The `iad-ci` cluster is a private Rackspace Spot cluster accessed via kubectl-proxy over Tailscale. External forks do not have credentials to access this cluster, so they cannot self-serve CI runs. This is unusual, but it allows us to run CI on infrastructure we control without exposing cluster credentials publicly.
### Local Validation is Critical
Since you cannot trigger CI yourself, **please run the full local validation checklist** before opening your PR. This minimizes back-and-forth cycles when the maintainer-triggered CI fails.
## Pull Request Template
All pull requests must follow the [PR template](.github/PULL_REQUEST_TEMPLATE.md).
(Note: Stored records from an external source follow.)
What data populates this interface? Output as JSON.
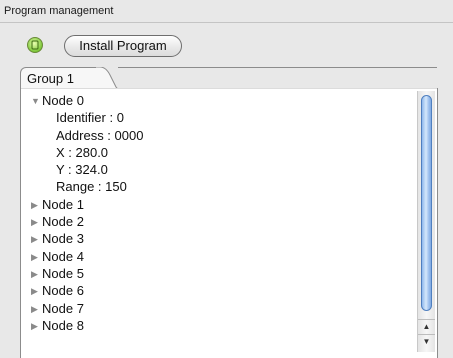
{
  "panel": {
    "title": "Program management"
  },
  "toolbar": {
    "status_icon": "green-status-icon",
    "install_label": "Install Program"
  },
  "tabs": [
    {
      "label": "Group 1",
      "selected": true
    }
  ],
  "tree": {
    "expanded_node": {
      "label": "Node 0",
      "details": [
        "Identifier : 0",
        "Address : 0000",
        "X : 280.0",
        "Y : 324.0",
        "Range : 150"
      ]
    },
    "collapsed_nodes": [
      "Node 1",
      "Node 2",
      "Node 3",
      "Node 4",
      "Node 5",
      "Node 6",
      "Node 7",
      "Node 8"
    ]
  },
  "colors": {
    "status_green": "#4caf2a",
    "scroll_thumb": "#8fb8ec"
  }
}
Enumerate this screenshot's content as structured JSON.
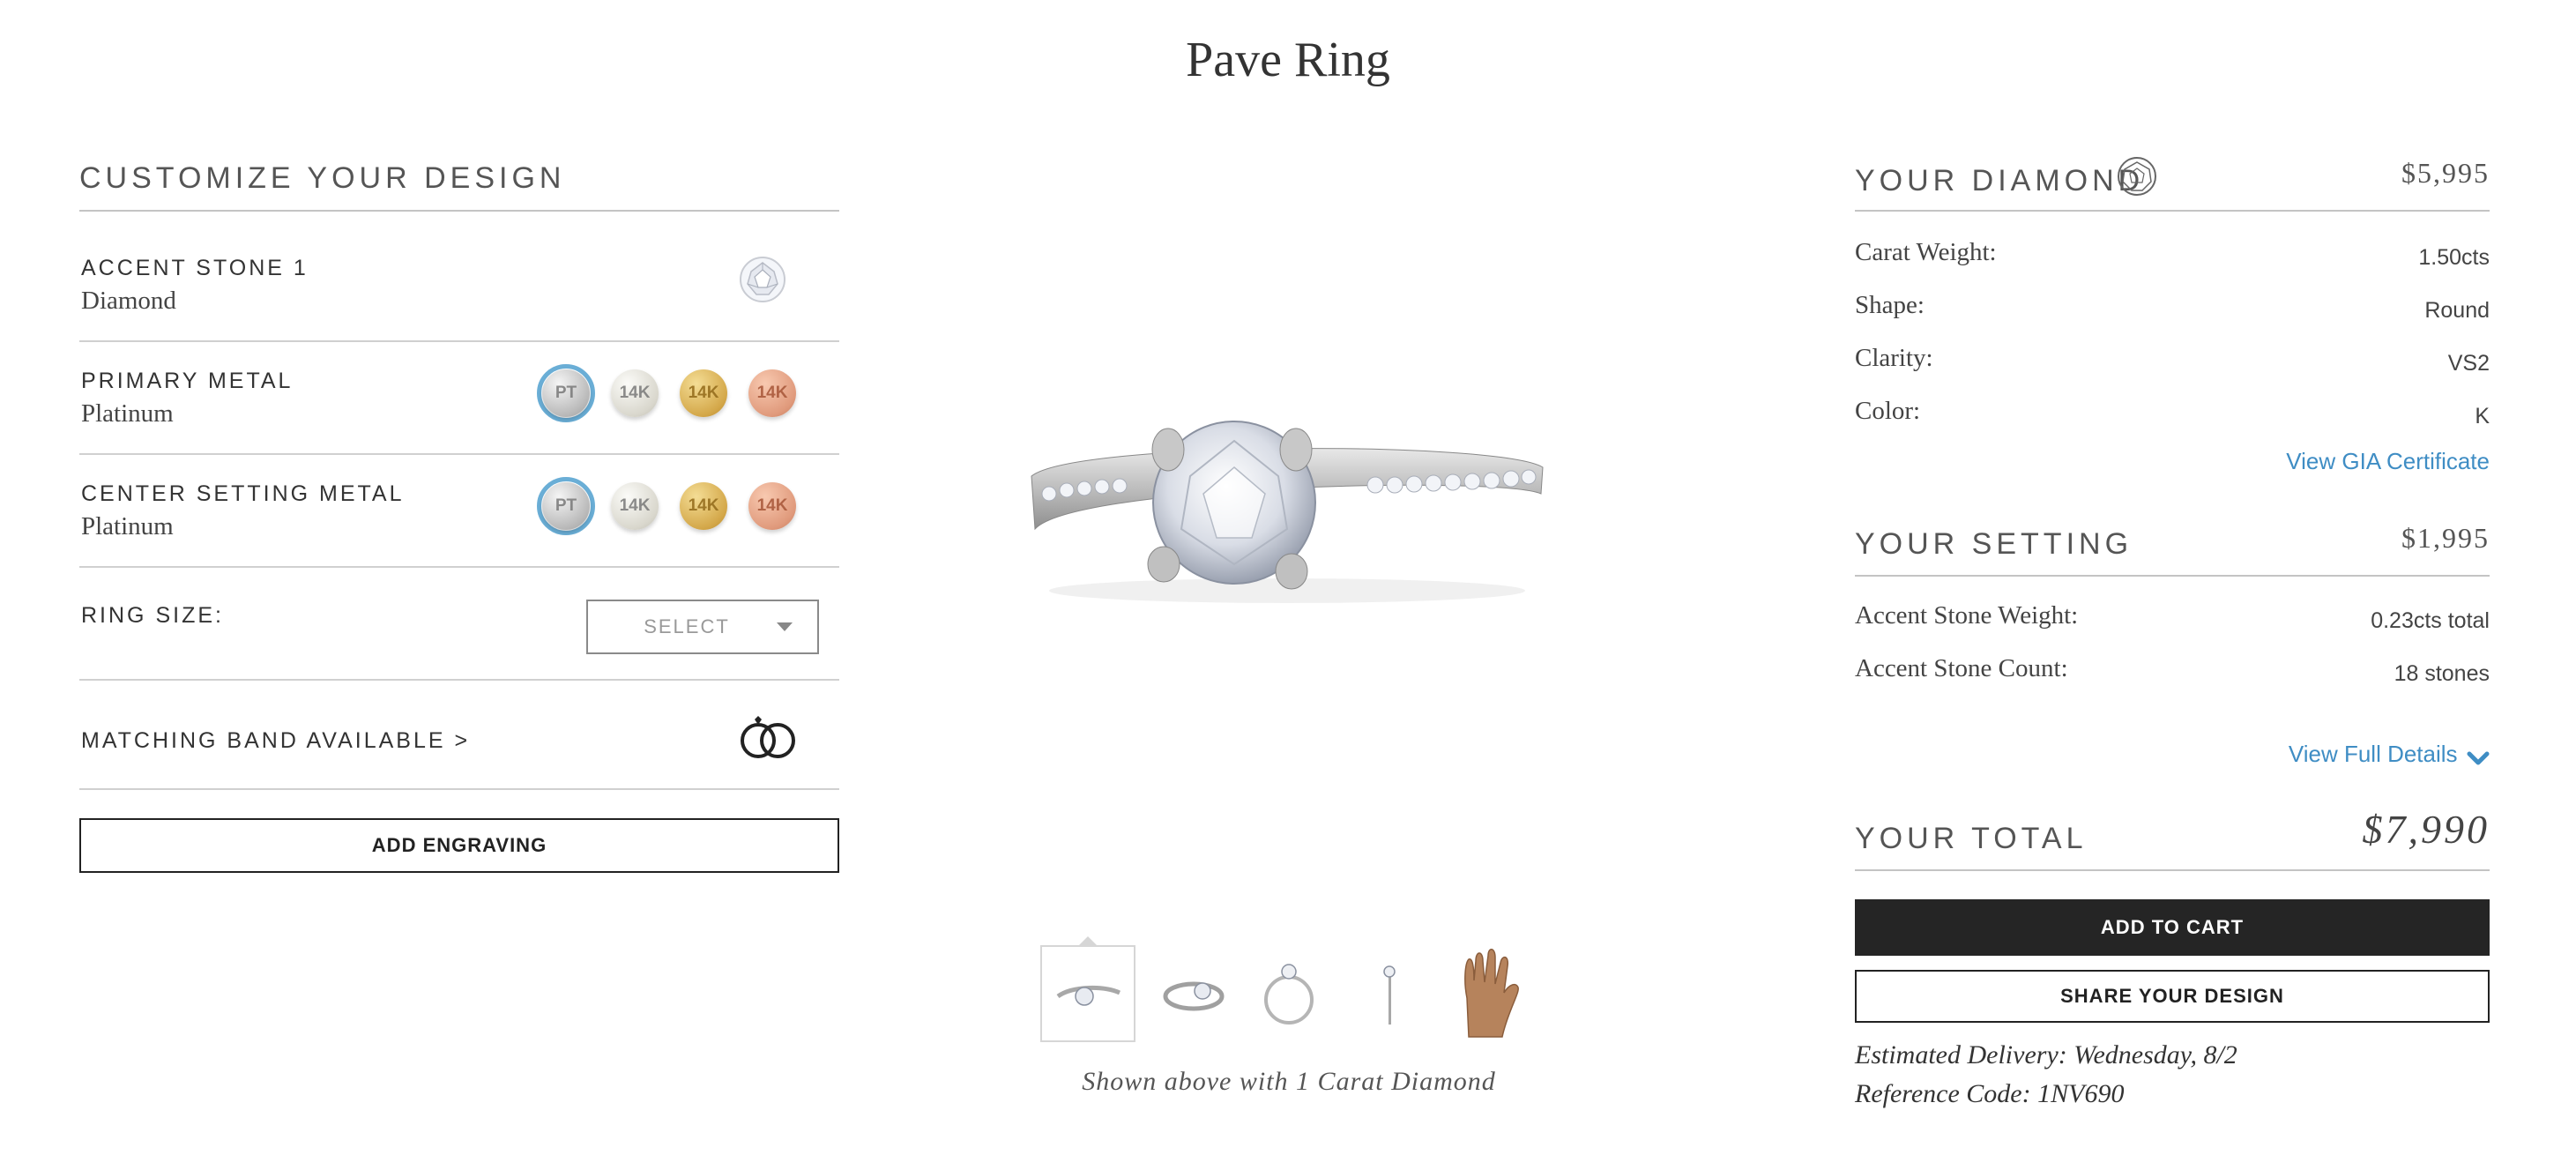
{
  "page": {
    "title": "Pave Ring"
  },
  "customize": {
    "heading": "CUSTOMIZE YOUR DESIGN",
    "options": [
      {
        "label": "ACCENT STONE 1",
        "value": "Diamond"
      },
      {
        "label": "PRIMARY METAL",
        "value": "Platinum"
      },
      {
        "label": "CENTER SETTING METAL",
        "value": "Platinum"
      }
    ],
    "metal_swatches": [
      "PT",
      "14K",
      "14K",
      "14K"
    ],
    "ring_size_label": "RING SIZE:",
    "ring_size_select": "SELECT",
    "matching_band": "MATCHING BAND AVAILABLE >",
    "add_engraving": "ADD ENGRAVING"
  },
  "product": {
    "caption": "Shown above with 1 Carat Diamond",
    "thumbnails": [
      "ring-angle-view",
      "ring-side-view",
      "ring-top-view",
      "ring-profile-view",
      "ring-on-hand-view"
    ]
  },
  "diamond": {
    "heading": "YOUR DIAMOND",
    "price": "$5,995",
    "specs": [
      {
        "label": "Carat Weight:",
        "value": "1.50cts"
      },
      {
        "label": "Shape:",
        "value": "Round"
      },
      {
        "label": "Clarity:",
        "value": "VS2"
      },
      {
        "label": "Color:",
        "value": "K"
      }
    ],
    "certificate_link": "View GIA Certificate"
  },
  "setting": {
    "heading": "YOUR SETTING",
    "price": "$1,995",
    "specs": [
      {
        "label": "Accent Stone Weight:",
        "value": "0.23cts total"
      },
      {
        "label": "Accent Stone Count:",
        "value": "18 stones"
      }
    ],
    "details_link": "View Full Details"
  },
  "total": {
    "heading": "YOUR TOTAL",
    "price": "$7,990",
    "add_to_cart": "ADD TO CART",
    "share": "SHARE YOUR DESIGN",
    "delivery": "Estimated Delivery: Wednesday, 8/2",
    "reference": "Reference Code: 1NV690"
  },
  "colors": {
    "accent_blue": "#3f8dc4",
    "selected_ring": "#6aaed6",
    "dark_button": "#252525"
  }
}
The template requires:
- **Linked issue or RFC** — Every PR should reference an issue or design document
- **Scope statement** — Which Phase / which Acceptance Scenario does this address?
- **Test plan** — How did you verify this works?
- **Manual-test evidence** — Screenshots, terminal output, or example runs
- **Performance impact** — If hot-path code was touched, include benchmark results
## Commit Message Style
This project uses **Conventional Commits** for commit messages. Release notes are auto-generated from commit history using `git-cliff`.
### Format
```
<type>(<scope>): <short summary>
[optional body]
[optional footer]
```
### Types
- `feat:` — A new feature
- `fix:` — A bug fix
- `perf:` — A performance improvement
- `docs:` — Documentation changes
- `chore:` — Maintenance tasks (updates, refactoring, tooling)
- `test:` — Test changes
- `BREAKING CHANGE:` — A breaking change (include in body or footer)
### Examples
```bash
feat(ocr): add Tesseract integration for phase 5
fix(font): handle missing /Widths in Type 3 fonts
perf(extract): cache page tree parsing results
docs(contributing): add Argo-CI caveat section
chore(deps): upgrade lodepng to 0.9.0
```
## Issue Triage
We use issue templates to ensure all necessary information is provided upfront. When opening an issue, please use the appropriate template:
- **Bug report** — Must include `pdftract doctor` output
- **Feature request** — Describe the use case and proposed API
- **Performance regression** — Include before/after benchmarks
- **Security advisory** — Redirects to private disclosure (see [Reporting Security Issues](#reporting-security-issues))
See [`.github/ISSUE_TEMPLATE/`](.github/ISSUE_TEMPLATE/) for the full list.
## Getting Help
- **Documentation:** Check [`docs/`](docs/) for design docs and ADRs
- **Issues:** Search existing issues before opening a new one
- **Discussions:** Use GitHub Discussions for questions and RFCs
- **Security:** See [SECURITY.md](SECURITY.md) for vulnerability reporting
Thank you for contributing to pdftract!